I'm on the fence leaning towards not doing this, but just wanted some opinions. I was thinking of replacing the Black suade trim in the car with color matched yellow suade. I love the look of the red interior but not sure if yellow would go over as well. What do you guys think? Anybody have pic of something similar to thier cars?


----------



## cpr (Aug 3, 2006)

*mello yellow?*

Mongoose, get a sample and pin it on the door and look at it for a few days. The suede is glued to the panels. it would have to be done by a shop?. unless you have the talents! get the correct yellow and it would blend with the yellow stiching? Why not? you can allways go back to stock,maybe purchase interior panels.Good Luck!:seeya:


----------



## jpalamar (Jul 22, 2008)

It looks great on yellow jacket. There is a guy that did it on ls1gto.com. I think I found it by accident by searching for info on sunroof.

He had yellow swuade and the JHP steerwheel with yellow leather and the JHP guages in matching yellow. It looked very nice.

I'm a PBM on red and I painted all my silver trim PBM and cleared. I looks so much better then the ugly silver.


----------



## FastFrank (Jun 12, 2009)

I say do it. I wish they would have come that way from the factory. Yellow jacket is my favorite color for the GTO, and it should have been produced with a color matched interior.


----------



## Aramz06 (Mar 2, 2008)

I think black looks better on yellow, it creates lots of contrast and brightens up the yellow. Red might look a bit messy and out of place, just my opinion but if you do it I'd like to see how it turns out.


----------



## FastFrank (Jun 12, 2009)

Aramz06 said:


> I think black looks better on yellow, it creates lots of contrast and brightens up the yellow. Red might look a bit messy and out of place, just my opinion but if you do it I'd like to see how it turns out.

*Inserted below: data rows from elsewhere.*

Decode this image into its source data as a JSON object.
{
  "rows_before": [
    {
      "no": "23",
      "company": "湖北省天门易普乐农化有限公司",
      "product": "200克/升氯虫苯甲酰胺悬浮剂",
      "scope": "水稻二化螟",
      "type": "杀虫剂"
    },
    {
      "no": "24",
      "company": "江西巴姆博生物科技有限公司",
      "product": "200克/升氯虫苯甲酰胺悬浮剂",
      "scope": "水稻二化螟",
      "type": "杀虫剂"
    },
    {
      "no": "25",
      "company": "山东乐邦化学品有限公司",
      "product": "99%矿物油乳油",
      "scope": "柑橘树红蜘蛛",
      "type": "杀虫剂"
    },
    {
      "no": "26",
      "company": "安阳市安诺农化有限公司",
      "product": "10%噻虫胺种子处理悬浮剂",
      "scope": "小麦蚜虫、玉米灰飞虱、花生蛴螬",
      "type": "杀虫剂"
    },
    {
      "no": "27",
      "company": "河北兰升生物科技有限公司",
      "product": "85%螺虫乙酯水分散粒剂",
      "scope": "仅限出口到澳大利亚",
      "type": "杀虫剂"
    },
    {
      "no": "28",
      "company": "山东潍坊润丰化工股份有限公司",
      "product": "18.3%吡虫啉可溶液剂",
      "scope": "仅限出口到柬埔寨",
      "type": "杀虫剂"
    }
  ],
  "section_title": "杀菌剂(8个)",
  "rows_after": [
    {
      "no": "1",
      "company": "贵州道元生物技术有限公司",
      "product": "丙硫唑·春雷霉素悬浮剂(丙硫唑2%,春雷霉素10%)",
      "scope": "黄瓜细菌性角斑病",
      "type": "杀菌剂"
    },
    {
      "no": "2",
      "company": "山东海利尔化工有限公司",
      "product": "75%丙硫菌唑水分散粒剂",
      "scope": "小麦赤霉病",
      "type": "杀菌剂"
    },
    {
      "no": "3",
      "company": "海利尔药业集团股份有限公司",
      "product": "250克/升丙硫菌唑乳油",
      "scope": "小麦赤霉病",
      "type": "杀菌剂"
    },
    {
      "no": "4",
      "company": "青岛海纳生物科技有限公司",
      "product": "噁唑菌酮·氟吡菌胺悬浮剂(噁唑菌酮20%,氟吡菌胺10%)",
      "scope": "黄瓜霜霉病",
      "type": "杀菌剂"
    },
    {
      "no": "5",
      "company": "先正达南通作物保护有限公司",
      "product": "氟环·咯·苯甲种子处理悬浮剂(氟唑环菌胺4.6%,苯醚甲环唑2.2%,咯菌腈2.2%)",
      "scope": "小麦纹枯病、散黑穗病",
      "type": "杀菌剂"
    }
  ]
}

I agree that red wouldn't look right on a yellow jacket GTO. But he said he wants to replace the black suede with yellow suede, not red.


----------



## Northeast Rod Run (Oct 29, 2008)

here's a few of mine, just to give you an idea


----------



## gto_rider (Aug 10, 2009)

hey northeast where did you get the yellow suede? i'm considering doing the same.


----------



## GoaTlOver 6.0 (Jul 19, 2009)

Northeast Rod Run said:


> here's a few of mine, just to give you an idea


A GTO in Steeler's colores...perfect.:cheers


----------



## SSG-goat83 (Nov 13, 2009)

*I love that!!!!!!!!!!!!!!*



Northeast Rod Run said:


> here's a few of mine, just to give you an idea


I am looking to get color matched seats front and rear, mine is a 06 and it is all black with silver gto symbol. I dont have alot of time while i am here in iraq to find the seats does anyone have some advice so i can get my interior done. 

Thanks for the help to who ever responds
Much appreciation


----------